Eun-mi was passionately loyal to the state, determined to devote herself to the People’s Army, and strove to be the best in all she did, pushing herself to the limit at the expense of everything else. She had trained harder than any cadet in her unit, could strip a rifle and put it back together faster than the rest and was fluent in Russian, Mandarin and English. She and her young sister, Nabi, had been assigned to the Western refugees, to serve as interpreter, guide and companions. Maggie and the others knew they were also reporting back everything that was said. Well, perhaps not Nabi, who was only six and, unlike Eun-mi, appeared to enjoy spending as much time with the English children as she was allowed.

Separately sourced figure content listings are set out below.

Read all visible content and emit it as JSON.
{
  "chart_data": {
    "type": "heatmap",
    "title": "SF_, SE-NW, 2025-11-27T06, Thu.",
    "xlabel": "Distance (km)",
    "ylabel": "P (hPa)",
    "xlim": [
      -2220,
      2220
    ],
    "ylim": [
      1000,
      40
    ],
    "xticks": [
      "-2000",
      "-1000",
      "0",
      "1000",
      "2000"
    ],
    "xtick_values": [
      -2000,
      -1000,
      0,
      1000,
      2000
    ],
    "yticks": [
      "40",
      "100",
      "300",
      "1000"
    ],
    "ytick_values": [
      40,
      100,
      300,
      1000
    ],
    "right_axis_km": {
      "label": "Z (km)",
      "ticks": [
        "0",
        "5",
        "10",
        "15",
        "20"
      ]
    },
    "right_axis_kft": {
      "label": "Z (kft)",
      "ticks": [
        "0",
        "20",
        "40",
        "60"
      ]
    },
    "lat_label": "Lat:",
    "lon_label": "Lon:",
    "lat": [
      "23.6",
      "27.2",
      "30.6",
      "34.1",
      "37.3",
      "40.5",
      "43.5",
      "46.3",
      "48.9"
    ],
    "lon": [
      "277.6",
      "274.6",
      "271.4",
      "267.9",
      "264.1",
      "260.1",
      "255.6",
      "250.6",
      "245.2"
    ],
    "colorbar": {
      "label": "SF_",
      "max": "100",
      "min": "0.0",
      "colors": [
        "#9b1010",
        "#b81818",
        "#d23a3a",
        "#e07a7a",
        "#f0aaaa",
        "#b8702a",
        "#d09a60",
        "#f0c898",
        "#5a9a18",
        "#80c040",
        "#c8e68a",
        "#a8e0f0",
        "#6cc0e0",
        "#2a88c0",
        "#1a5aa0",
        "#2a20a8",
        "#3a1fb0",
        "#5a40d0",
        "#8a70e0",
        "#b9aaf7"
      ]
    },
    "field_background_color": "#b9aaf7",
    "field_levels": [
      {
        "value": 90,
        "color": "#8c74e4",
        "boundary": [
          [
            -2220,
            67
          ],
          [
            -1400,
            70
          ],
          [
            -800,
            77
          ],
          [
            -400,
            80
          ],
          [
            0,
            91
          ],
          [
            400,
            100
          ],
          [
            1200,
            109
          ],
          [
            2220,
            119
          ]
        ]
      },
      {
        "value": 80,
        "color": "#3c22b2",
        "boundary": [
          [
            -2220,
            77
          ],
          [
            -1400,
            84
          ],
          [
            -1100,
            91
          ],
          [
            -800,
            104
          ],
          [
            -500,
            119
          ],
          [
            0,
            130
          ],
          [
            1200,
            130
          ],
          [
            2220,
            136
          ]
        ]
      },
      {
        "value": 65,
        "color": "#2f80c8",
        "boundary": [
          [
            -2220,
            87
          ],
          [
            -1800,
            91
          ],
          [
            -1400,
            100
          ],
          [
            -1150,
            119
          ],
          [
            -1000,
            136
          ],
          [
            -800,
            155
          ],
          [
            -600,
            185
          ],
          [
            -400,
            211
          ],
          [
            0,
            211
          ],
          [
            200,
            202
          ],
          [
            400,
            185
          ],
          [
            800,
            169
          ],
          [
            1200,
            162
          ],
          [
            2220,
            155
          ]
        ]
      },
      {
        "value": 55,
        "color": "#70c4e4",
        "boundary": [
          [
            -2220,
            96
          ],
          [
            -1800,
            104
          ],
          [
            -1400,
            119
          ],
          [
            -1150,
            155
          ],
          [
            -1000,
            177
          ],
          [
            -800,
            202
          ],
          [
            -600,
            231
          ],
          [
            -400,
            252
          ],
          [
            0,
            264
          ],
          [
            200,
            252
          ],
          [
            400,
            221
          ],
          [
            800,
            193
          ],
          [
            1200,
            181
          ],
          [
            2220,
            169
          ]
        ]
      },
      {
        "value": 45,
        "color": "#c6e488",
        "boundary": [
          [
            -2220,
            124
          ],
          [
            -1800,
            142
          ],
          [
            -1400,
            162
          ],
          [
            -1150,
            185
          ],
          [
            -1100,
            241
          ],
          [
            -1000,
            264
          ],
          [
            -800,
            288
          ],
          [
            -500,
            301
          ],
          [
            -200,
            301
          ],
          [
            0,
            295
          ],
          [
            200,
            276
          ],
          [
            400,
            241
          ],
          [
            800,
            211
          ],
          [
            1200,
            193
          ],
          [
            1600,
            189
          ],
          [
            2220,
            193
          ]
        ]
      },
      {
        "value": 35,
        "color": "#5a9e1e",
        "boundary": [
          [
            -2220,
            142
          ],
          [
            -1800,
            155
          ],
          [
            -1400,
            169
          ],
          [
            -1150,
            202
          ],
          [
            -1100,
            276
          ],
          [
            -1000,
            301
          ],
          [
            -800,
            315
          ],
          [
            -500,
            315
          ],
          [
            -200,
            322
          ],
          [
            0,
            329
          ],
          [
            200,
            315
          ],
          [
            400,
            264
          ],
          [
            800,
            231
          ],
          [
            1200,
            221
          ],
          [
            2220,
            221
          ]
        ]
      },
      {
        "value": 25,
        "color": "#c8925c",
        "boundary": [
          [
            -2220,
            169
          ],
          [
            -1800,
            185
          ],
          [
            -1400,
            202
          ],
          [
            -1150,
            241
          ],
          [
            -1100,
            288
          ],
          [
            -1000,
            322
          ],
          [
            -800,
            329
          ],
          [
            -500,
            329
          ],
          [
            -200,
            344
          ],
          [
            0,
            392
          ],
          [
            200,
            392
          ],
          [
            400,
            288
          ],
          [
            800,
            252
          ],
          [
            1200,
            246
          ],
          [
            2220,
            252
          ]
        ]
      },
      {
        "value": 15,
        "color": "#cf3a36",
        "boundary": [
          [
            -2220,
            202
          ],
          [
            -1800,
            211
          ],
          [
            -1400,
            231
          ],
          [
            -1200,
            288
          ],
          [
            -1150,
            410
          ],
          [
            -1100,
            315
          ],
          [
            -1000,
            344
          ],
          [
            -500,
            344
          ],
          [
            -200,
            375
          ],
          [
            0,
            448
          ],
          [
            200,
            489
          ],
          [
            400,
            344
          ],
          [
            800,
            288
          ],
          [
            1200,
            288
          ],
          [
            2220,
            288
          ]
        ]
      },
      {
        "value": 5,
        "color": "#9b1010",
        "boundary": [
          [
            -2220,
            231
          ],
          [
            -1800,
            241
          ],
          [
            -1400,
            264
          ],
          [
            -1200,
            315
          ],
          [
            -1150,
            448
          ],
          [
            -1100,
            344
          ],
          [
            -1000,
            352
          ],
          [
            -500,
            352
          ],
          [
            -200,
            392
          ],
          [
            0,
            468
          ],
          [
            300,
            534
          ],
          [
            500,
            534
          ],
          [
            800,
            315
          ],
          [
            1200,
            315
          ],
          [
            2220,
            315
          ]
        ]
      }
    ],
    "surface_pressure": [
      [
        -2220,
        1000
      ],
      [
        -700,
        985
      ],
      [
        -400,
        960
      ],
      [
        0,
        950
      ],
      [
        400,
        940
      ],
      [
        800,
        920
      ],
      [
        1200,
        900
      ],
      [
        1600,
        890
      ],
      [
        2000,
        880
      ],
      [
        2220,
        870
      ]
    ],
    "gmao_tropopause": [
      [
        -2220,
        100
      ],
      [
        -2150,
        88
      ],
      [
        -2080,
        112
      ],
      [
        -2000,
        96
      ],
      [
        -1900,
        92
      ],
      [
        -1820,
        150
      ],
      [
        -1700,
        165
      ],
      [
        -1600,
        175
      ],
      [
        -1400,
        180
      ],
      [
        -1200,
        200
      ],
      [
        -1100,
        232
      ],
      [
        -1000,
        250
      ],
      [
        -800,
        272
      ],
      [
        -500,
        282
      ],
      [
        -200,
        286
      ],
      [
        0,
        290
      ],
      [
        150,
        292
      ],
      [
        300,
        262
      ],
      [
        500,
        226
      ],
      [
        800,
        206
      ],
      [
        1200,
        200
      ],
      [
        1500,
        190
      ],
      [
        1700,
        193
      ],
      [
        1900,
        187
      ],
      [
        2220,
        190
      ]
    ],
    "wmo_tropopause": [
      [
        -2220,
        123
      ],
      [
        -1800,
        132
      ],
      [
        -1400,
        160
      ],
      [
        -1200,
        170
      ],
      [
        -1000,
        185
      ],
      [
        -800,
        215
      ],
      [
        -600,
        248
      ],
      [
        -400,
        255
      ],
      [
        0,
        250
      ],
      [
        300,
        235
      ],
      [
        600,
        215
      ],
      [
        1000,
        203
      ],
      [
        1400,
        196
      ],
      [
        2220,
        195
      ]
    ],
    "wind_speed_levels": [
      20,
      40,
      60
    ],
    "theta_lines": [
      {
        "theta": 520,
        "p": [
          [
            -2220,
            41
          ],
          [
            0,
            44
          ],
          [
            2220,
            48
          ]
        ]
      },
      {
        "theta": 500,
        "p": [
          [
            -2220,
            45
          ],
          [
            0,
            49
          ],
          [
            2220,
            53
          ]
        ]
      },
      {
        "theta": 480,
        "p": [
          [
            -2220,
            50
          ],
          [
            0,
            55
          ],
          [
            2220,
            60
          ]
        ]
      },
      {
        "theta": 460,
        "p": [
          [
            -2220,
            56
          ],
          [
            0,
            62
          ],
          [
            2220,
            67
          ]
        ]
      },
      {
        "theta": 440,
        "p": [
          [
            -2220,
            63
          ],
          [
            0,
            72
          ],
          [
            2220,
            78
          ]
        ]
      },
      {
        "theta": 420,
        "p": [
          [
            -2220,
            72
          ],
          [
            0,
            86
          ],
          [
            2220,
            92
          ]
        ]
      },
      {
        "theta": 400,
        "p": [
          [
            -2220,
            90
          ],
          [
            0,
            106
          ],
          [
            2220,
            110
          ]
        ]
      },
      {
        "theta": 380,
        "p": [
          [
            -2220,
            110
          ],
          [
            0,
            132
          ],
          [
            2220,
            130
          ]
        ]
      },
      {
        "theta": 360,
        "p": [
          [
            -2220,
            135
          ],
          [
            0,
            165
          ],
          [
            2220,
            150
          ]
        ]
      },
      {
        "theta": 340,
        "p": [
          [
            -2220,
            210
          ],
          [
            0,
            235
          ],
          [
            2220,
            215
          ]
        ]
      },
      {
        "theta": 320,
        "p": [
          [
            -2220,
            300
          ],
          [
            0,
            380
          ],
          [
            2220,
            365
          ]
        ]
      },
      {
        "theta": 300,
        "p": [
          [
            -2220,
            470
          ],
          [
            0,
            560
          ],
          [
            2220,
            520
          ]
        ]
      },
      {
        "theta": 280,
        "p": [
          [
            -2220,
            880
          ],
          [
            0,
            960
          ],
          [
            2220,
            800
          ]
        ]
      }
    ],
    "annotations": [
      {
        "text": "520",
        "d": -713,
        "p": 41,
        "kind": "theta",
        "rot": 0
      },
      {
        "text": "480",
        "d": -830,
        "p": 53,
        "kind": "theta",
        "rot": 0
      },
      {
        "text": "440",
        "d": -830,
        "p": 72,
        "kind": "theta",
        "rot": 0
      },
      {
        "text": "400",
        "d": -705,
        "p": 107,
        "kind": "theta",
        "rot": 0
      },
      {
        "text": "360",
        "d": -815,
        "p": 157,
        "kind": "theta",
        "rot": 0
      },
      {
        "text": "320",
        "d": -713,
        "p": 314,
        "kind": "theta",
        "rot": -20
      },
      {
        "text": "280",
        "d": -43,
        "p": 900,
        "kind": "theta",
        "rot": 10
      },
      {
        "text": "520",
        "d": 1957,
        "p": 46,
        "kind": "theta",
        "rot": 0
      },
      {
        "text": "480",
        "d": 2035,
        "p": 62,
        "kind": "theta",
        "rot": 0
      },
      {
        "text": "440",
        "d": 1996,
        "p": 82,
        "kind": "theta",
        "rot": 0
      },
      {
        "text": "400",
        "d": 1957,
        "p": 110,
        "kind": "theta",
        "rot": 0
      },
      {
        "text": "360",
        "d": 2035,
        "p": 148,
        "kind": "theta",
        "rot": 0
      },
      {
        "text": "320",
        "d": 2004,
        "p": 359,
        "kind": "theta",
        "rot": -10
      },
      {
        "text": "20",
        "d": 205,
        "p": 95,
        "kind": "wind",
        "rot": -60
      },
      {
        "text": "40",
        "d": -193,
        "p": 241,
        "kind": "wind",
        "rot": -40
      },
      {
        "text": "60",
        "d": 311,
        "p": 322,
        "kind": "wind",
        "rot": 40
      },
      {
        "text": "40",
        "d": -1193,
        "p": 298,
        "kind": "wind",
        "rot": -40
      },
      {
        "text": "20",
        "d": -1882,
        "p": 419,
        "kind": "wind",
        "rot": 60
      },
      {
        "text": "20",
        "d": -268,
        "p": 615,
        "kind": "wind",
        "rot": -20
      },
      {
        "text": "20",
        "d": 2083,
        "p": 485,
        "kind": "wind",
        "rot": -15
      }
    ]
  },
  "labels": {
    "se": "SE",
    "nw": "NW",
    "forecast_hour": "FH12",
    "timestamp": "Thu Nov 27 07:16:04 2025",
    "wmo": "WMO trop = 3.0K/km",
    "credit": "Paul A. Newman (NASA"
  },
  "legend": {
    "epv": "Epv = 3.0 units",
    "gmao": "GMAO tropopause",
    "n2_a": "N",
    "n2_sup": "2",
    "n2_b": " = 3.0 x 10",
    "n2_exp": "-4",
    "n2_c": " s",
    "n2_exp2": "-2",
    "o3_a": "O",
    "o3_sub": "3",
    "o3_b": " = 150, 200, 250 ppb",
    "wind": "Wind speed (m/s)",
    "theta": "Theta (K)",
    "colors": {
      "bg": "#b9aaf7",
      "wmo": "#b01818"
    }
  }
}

Gerald had grown very fond of little Nabi and had learned many Korean words from her, but he had no such affection for her older sister. Those beautiful yet flinty features gave nothing away. However, he could see the disgust glittering in her eyes whenever she addressed him or the others. Like everyone else in the country, she had been raised to distrust the West and she, being a General’s daughter, magnified that into rabid hatred. She genuinely considered these Europeans to be an inferior race and would’ve preferred to have been given other duties away from them, but she was fiercely obedient and it never occurred to her to even think about questioning her orders.
As the jeep skirted the bronze statue, Eun-mi and the guard bowed respectfully until they passed into one of the tunnels. Martin and the others were only permitted access to a small fraction of the base. Dormitories and an exercise area had been allocated for them in the medical centre. Everywhere else was forbidden. The personnel they were allowed contact with were also restricted and they ate in their own separate refectory. Even some sections of the medical centre were out of bounds and doors to mysterious rooms were either locked or heavily guarded, or both.
The room where these weekly meetings were held was located in the northernmost section of the base. It was one of the most secure areas, where intelligence was gathered via spy satellites, and row after row of computers were manned round the clock by teams of hackers leaching data from foreign security systems. Neither Gerald nor Martin saw any of that. They were always guided from the jeep to the meeting room without deviation and, once inside, weren’t allowed to leave, not even to use the toilet. Once the meeting was over, they were shepherded straight back to the jeep again.
Gerald always found this journey interesting. The installation was constantly bustling with activity and the ting-a-ling of bicycle bells. He wondered what everyone did, and why they were in such a hurry the whole time. Whatever it was, they were very serious and intense about it. Sometimes he tried to make the guards laugh, but the most he had achieved was a triumphant grin when they checkmated him.
The jeep came to a stop before a set of red double doors, blocked by two hefty sentries bearing the familiar Kalashnikovs.
“A wandering minstrel I,” Gerald sang softly to himself as he got out, waving a hanging wisp of exhaust fume away from his face. The ventilation system had broken down again in this tunnel. That was the third time since September.
The soldier next to Eun-mi took her place behind the wheel and drove off. The girl spoke to the sentries and they stood aside to let the three of them pass.
“And I shouldn’t be surprised if nations trembled,” Gerald continued in a low, lilting murmur. “Before the mighty troops, the troops of Titipu!”